Damien didn’t answer right away. After a thunder growled in the sky, he said, “There have been readings, inscriptions on how people can be brought back from the dead but they all come from the unorthodox ways of the black and white witches. One might think that the white witch doesn’t hold such power but they actually do only that they are aware that it isn’t healthy to make use of it. Every action which goes against the universal nature comes back twice with the reaction one can far be able to resist.”
“But my mother was a human,” she frowned. Was there someone who had brought her back to life after her death?
“Did she have the same green eyes as you?” he asked her to see her shake her head.
“They were brown in color. Human-like.”
“When did you visit her grave after her death or being buried?” questioned Damien, “You moved the very day with your relatives,” Penny nodded to the question he asked. Now that she thought about it, it was strange that her relatives who never came to see what condition her mother and her were in had come on hearing the death of her mother. Relatives had later started to come like a proof of witness.
“It was five days later I went to see her again. The pain was too much to let go of her who had been with me all these years,” she said, thinking about the time of how much she had cried sitting at the grave but it had been a very short visit. A visit that didn’t go for more than two minutes which was why no one knew that she had come there. She had come quickly to only disappear. Had her mother awoken from her death in those five days? She didn’t know what to think of it as nothing made sense at the moment.
“I am sorry to hear what happened to your father and also about your mother,” Damien offered his piece of words. Penny gave him a small smile that lifted up her lips to only fall back. She was sad and confused.
“She must have her own reasons for not coming to meet me,” murmured Penny as if trying to console her but something told her that it was a lie and Damien’s expression told her the same which he didn’t utter out but only stared at her.
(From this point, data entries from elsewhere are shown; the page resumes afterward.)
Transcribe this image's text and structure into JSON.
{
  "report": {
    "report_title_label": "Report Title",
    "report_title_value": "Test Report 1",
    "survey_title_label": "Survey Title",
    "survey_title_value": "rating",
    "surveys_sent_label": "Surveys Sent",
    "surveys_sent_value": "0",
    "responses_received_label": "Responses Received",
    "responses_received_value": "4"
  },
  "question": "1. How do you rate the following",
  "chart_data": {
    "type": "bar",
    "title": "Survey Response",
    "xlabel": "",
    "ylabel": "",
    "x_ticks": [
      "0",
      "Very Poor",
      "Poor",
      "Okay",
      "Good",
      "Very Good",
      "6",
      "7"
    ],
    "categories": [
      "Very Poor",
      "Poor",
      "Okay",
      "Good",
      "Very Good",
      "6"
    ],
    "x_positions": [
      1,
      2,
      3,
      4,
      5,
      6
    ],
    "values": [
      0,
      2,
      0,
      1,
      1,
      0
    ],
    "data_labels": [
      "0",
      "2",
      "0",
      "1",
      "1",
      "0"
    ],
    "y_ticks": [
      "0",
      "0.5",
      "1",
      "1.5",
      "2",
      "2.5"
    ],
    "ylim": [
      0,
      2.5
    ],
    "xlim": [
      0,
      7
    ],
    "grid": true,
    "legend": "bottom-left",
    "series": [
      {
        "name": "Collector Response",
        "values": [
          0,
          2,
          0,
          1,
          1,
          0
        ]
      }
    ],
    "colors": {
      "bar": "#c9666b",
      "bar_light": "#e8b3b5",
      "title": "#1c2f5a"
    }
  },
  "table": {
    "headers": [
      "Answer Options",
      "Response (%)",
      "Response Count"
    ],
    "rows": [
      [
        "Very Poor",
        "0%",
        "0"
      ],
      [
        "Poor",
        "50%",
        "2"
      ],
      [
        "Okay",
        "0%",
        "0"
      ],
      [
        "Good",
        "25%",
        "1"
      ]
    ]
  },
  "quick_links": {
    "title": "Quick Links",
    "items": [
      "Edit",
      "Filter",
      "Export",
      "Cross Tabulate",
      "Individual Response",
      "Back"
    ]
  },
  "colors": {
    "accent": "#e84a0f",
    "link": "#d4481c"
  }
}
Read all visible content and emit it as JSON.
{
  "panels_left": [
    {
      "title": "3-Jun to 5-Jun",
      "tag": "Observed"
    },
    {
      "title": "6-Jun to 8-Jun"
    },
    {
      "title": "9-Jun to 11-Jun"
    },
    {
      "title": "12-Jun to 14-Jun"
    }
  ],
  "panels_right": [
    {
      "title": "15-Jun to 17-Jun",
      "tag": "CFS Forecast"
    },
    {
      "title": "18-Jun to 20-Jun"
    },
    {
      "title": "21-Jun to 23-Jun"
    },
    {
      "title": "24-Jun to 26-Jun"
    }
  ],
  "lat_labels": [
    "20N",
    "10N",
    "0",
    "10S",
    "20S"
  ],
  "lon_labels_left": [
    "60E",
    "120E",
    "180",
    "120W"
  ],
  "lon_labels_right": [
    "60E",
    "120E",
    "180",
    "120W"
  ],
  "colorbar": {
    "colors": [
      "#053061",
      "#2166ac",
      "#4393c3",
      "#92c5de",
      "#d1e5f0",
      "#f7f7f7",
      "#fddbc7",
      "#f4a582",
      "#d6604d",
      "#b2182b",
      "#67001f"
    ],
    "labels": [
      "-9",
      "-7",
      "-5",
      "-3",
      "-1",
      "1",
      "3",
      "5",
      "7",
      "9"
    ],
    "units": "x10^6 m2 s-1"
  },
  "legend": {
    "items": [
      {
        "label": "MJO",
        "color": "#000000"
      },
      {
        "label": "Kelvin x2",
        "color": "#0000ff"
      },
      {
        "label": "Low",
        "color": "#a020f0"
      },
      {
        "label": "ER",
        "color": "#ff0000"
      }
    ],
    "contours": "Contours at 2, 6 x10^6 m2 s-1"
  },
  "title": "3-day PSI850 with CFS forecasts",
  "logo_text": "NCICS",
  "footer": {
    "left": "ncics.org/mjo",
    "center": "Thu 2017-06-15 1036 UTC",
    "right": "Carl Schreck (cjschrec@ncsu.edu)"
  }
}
“Get some sleep. You will need it for tomorrow,” he said waiting for her to close her eyes. Penny nodded her head. It took a while before Damien heard her steady breathing to indicate that she had finally fallen asleep after spending more than an hour in the bed without actually falling asleep. He, who had been on the bed turned to his other side to push himself up from the bed before placing his feet on the ground and standing up.
Damien had been waiting for Penny to fall asleep and now that she had fallen deep in sleep thanks to the weather and her getting drenched in the rain, he walked towards the fireplace. Bending down he added a few more logs to keep the room temperature warm enough so that it wouldn’t be affected by the rain that continued outside.
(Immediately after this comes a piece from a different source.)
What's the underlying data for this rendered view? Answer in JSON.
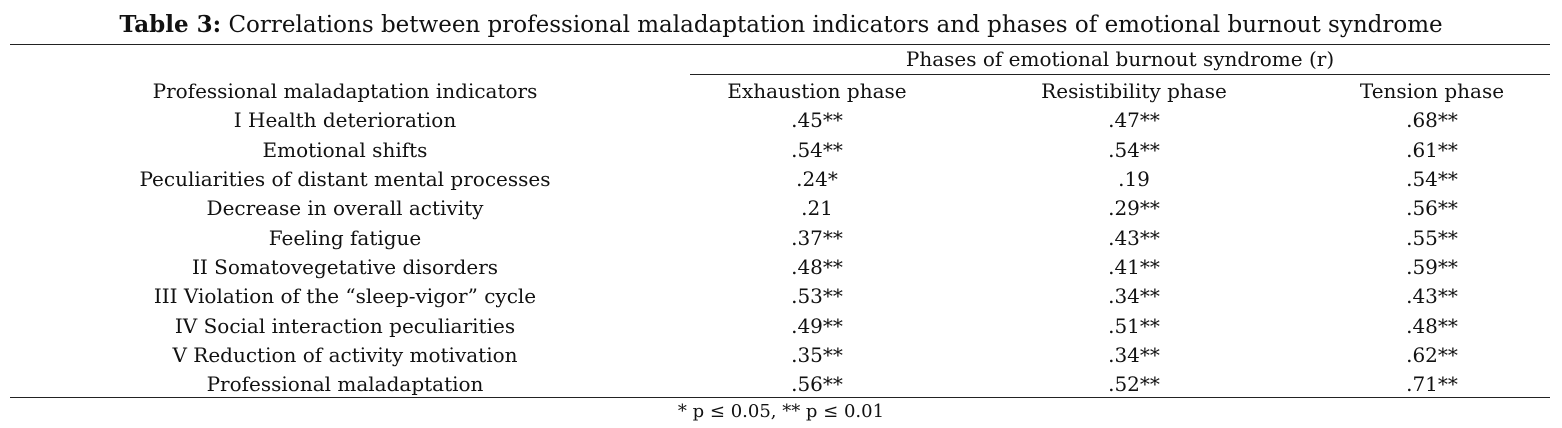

Walking towards the stand to pick up the animal faux made coat and the very next second he had disappeared from the room in a blink of an eye. Damien was back in the house he had visited before. It was the black witch, Bathsheba’s house.
Bathsheba had her back against him. She was clinking glasses, picking up the little bottle to remove the cork of it and pour the contents inside the boiling pot which made bubbling sound in front of her.
“I was waiting when you would give me a visit,” said Bathsheba, as if expecting his arrival the lady turned to look at the pureblooded vampire who hadn’t bothered to knock on the door where the rain would have made him wet again.
“What are you boiling?” he glanced towards the pot and then the ingredients that were placed on either side of it. Some which were still full and some of the things that were emptied by putting in the pot.
Bathsheba turned back at the top, moving the coal like fire away from the pot to stop whatever she was preparing, “Just some potion for my daily use. If you are here at this house of the time, I assume it is for the girl that you have come.”
“Her mother’s body is missing from the coffin,” Damien raised his brow in question, “She saw her mother buried.”
“A lot of people are buried, councilman but not every single one of them stay there. Some bodies get stolen and some come back alive.”
Damien chuckled, “I wonder why I didn’t think about it,” he rolled his eyes to say, “What do you think happened?”
“I think you already know the answer to it. You are here only to confirm if what you deduced is the right one or not,” Bathsheba offered him a glass of blood which she had placed in the side.